The accord with Mercosur, the world’s fifth largest economic area outside the EU, comprised of Brazil, Argentina, Uruguay, and Paraguay, will also be on the table for the leaders on Monday and Tuesday in Brussels. It will be easier to launch the agreement with Chile (which is only missing a few things) and extend the agreement with Mexico. At the same time, the EU is attempting to launch a cooperation and association agreement with Colombia, which, according to EU sources, may be signed in the fall and tries to channel conversation between Brussels and Bogotá (which does not have an agreement).
Josep Borrell, the High Representative for Foreign Policy, will also sign memorandums of understanding with Ecuador, Honduras, and El Salvador. According to the text to which this newspaper had access, Ecuador has identified eight priority areas to “strengthen” relations, including the environment, the scientific and educational agenda, the migration agenda, the promotion of investments in certain green sectors, and the cooperation agenda for Foreign Policy. The memoranda with Honduras and El Salvador, where major human rights violations have occurred, are shorter and underline the goal to establish the framework for bilateral political engagement through “regular consultations.”

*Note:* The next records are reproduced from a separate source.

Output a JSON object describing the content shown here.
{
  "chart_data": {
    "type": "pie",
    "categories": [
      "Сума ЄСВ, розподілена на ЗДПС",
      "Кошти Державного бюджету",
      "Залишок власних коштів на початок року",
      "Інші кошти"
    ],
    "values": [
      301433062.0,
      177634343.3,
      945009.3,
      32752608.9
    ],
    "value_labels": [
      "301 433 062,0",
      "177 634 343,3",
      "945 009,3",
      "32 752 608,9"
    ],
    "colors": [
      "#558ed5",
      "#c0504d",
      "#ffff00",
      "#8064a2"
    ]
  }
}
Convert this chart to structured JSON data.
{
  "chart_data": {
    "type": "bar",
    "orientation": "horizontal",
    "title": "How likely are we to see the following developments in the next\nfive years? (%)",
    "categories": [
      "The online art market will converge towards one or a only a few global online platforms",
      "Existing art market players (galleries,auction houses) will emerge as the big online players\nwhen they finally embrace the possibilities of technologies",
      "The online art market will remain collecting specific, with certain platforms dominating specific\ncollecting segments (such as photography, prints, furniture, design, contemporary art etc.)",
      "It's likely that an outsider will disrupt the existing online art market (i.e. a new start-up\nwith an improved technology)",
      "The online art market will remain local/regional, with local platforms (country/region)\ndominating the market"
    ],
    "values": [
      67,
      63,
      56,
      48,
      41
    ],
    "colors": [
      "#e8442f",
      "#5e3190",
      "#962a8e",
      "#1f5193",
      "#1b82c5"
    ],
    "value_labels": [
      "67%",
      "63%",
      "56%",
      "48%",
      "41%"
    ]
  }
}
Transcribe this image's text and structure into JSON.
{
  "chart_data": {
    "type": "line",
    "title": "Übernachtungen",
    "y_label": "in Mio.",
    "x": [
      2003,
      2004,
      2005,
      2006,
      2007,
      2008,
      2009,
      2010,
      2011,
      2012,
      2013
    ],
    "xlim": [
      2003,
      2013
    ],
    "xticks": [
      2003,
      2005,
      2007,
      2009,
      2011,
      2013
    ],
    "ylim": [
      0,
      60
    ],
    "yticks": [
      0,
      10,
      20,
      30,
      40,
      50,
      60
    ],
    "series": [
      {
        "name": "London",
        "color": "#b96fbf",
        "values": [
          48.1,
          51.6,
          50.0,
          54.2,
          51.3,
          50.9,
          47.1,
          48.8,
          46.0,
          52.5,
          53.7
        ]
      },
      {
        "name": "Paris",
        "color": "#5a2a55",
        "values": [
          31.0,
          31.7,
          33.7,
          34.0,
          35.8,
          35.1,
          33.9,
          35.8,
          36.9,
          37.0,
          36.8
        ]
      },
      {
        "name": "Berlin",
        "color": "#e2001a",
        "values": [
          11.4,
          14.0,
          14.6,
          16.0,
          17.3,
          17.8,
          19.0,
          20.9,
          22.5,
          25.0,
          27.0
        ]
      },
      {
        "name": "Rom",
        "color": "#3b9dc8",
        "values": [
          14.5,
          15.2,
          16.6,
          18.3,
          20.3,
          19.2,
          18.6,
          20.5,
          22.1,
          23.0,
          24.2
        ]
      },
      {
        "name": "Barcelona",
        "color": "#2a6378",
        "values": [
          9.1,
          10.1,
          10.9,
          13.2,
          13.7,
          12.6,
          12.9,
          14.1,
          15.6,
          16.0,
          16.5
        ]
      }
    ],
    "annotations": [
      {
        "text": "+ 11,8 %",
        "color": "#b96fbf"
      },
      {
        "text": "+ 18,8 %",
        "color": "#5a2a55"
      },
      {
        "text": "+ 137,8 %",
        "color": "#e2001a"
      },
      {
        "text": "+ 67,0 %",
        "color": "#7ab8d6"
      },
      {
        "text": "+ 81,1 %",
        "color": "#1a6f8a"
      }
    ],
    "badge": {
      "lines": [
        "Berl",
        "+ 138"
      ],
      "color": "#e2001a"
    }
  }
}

The leaders of Europe and Latin America are also attempting to establish a diplomatic relations body in order to improve relations between the two blocs and narrow gaps in preparation for the next summit, which could take place in Colombia in 2025. The EU has neglected the region for eight years and is now attempting to reverse the situation, as evidenced by trips to the region by the President of the European Commission, Ursula von der Leyen, the President of the European Council, Charles Michel, the head of European diplomacy, Josep Borrell, and a number of important commissioners. “The EU is back in Latin America,” Von der Leyen said during her visits to Brazil, Argentina, Chile, and Mexico.